Palestinian President Mahmoud Abbas is due to present a formal request to UN chief Ban Ki-moon for full UN membership on Friday in a move which has sparked a wave of opposition from both Israel and the United States.
Ahead of the request, Sarkozy proposed a compromise urging the world body to admit
Palestine as a non-member state, upgrading its status from that of an observer entity, without granting it full membership.
This would allow the Palestinians to become a full member of UN agencies such as the World Health Organisation, the child welfare agency Unicef and the Unesco world heritage body.
His compromise was welcomed by the Palestinians who promised that his ideas would be "studied in depth."
But Israeli cabinet secretary Tzvi Hauser also rejected the idea as premature.

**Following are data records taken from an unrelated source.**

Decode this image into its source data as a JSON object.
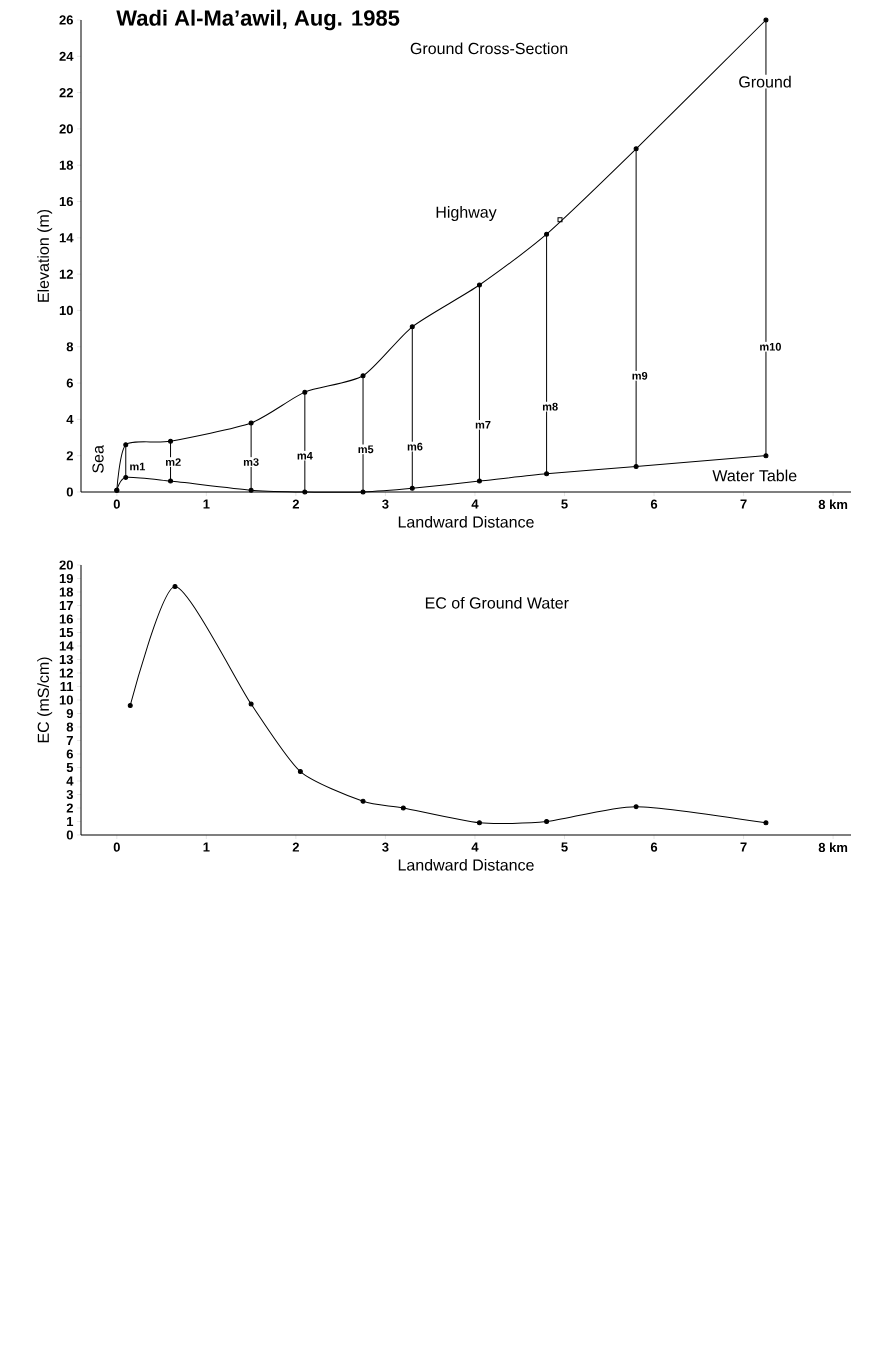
{
  "chart_data": [
    {
      "type": "line",
      "title": "Wadi Al-Ma’awil, Aug. 1985",
      "subtitle": "Ground Cross-Section",
      "xlabel": "Landward Distance",
      "ylabel": "Elevation (m)",
      "xlim": [
        -0.4,
        8.2
      ],
      "ylim": [
        0,
        26
      ],
      "xticks": [
        0,
        1,
        2,
        3,
        4,
        5,
        6,
        7,
        {
          "value": 8,
          "label": "8 km"
        }
      ],
      "yticks": [
        0,
        2,
        4,
        6,
        8,
        10,
        12,
        14,
        16,
        18,
        20,
        22,
        24,
        26
      ],
      "marker": "circle",
      "grid": false,
      "series": [
        {
          "color": "#000000",
          "x": [
            0,
            0.1,
            0.6,
            1.5,
            2.1,
            2.75,
            3.3,
            4.05,
            4.8,
            5.8,
            7.25
          ],
          "values": [
            0.1,
            2.6,
            2.8,
            3.8,
            5.5,
            6.4,
            9.1,
            11.4,
            14.2,
            18.9,
            26
          ]
        },
        {
          "color": "#000000",
          "x": [
            0,
            0.1,
            0.6,
            1.5,
            2.1,
            2.75,
            3.3,
            4.05,
            4.8,
            5.8,
            7.25
          ],
          "values": [
            0.1,
            0.8,
            0.6,
            0.1,
            0,
            0,
            0.2,
            0.6,
            1.0,
            1.4,
            2.0
          ],
          "errors": [
            null,
            [
              0.8,
              2.6
            ],
            [
              0.6,
              2.8
            ],
            [
              0.1,
              3.8
            ],
            [
              0,
              5.5
            ],
            [
              0,
              6.4
            ],
            [
              0.2,
              9.1
            ],
            [
              0.6,
              11.4
            ],
            [
              1.0,
              14.2
            ],
            [
              1.4,
              18.9
            ],
            [
              2.0,
              26
            ]
          ]
        },
        {
          "type": "scatter",
          "color": "#000000",
          "marker": "square",
          "x": [
            4.95
          ],
          "values": [
            15.0
          ]
        }
      ],
      "annotations": [
        "Highway",
        {
          "text": "Ground",
          "x": 7.24,
          "y": 22.6
        },
        "Water Table",
        {
          "text": "Sea",
          "x": -0.21,
          "y": 1.8
        },
        {
          "text": "m1",
          "x": 0.23,
          "y": 1.4
        },
        {
          "text": "m2",
          "x": 0.63,
          "y": 1.65
        },
        {
          "text": "m3",
          "x": 1.5,
          "y": 1.65
        },
        {
          "text": "m4",
          "x": 2.1,
          "y": 2.0
        },
        {
          "text": "m5",
          "x": 2.78,
          "y": 2.35
        },
        {
          "text": "m6",
          "x": 3.33,
          "y": 2.5
        },
        {
          "text": "m7",
          "x": 4.09,
          "y": 3.7
        },
        {
          "text": "m8",
          "x": 4.84,
          "y": 4.7
        },
        {
          "text": "m9",
          "x": 5.84,
          "y": 6.4
        },
        {
          "text": "m10",
          "x": 7.3,
          "y": 8.0
        }
      ]
    },
    {
      "type": "line",
      "subtitle": "EC of Ground Water",
      "xlabel": "Landward Distance",
      "ylabel": "EC (mS/cm)",
      "xlim": [
        -0.4,
        8.2
      ],
      "ylim": [
        0,
        20
      ],
      "xticks": [
        0,
        1,
        2,
        3,
        4,
        5,
        6,
        7,
        {
          "value": 8,
          "label": "8 km"
        }
      ],
      "yticks": [
        0,
        1,
        2,
        3,
        4,
        5,
        6,
        7,
        8,
        9,
        10,
        11,
        12,
        13,
        14,
        15,
        16,
        17,
        18,
        19,
        20
      ],
      "marker": "circle",
      "grid": false,
      "series": [
        {
          "color": "#000000",
          "x": [
            0.15,
            0.65,
            1.5,
            2.05,
            2.75,
            3.2,
            4.05,
            4.8,
            5.8,
            7.25
          ],
          "values": [
            9.6,
            18.4,
            9.7,
            4.7,
            2.5,
            2.0,
            0.9,
            1.0,
            2.1,
            0.9
          ]
        }
      ]
    }
  ]
}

"For Israel, the creation of a Palestinian state can only occur with the end of the conflict and the end to all claims," he said in an interview on army radio. "It is impossible that there would first be a Palestinian state and only from that will we be able to start negotiating."
Washington has vowed to block the Palestinian request to the Security Council which has sent international diplomats scrambling to find a compromise.
Under UN rules, any bid for full membership requires a recommendation from the Security Council and then a two-thirds majority in the 193-member General Assembly.
But upgrading the Palestinians' status to that of a non-member state would require only a straight majority in the General Assembly where no veto is possible.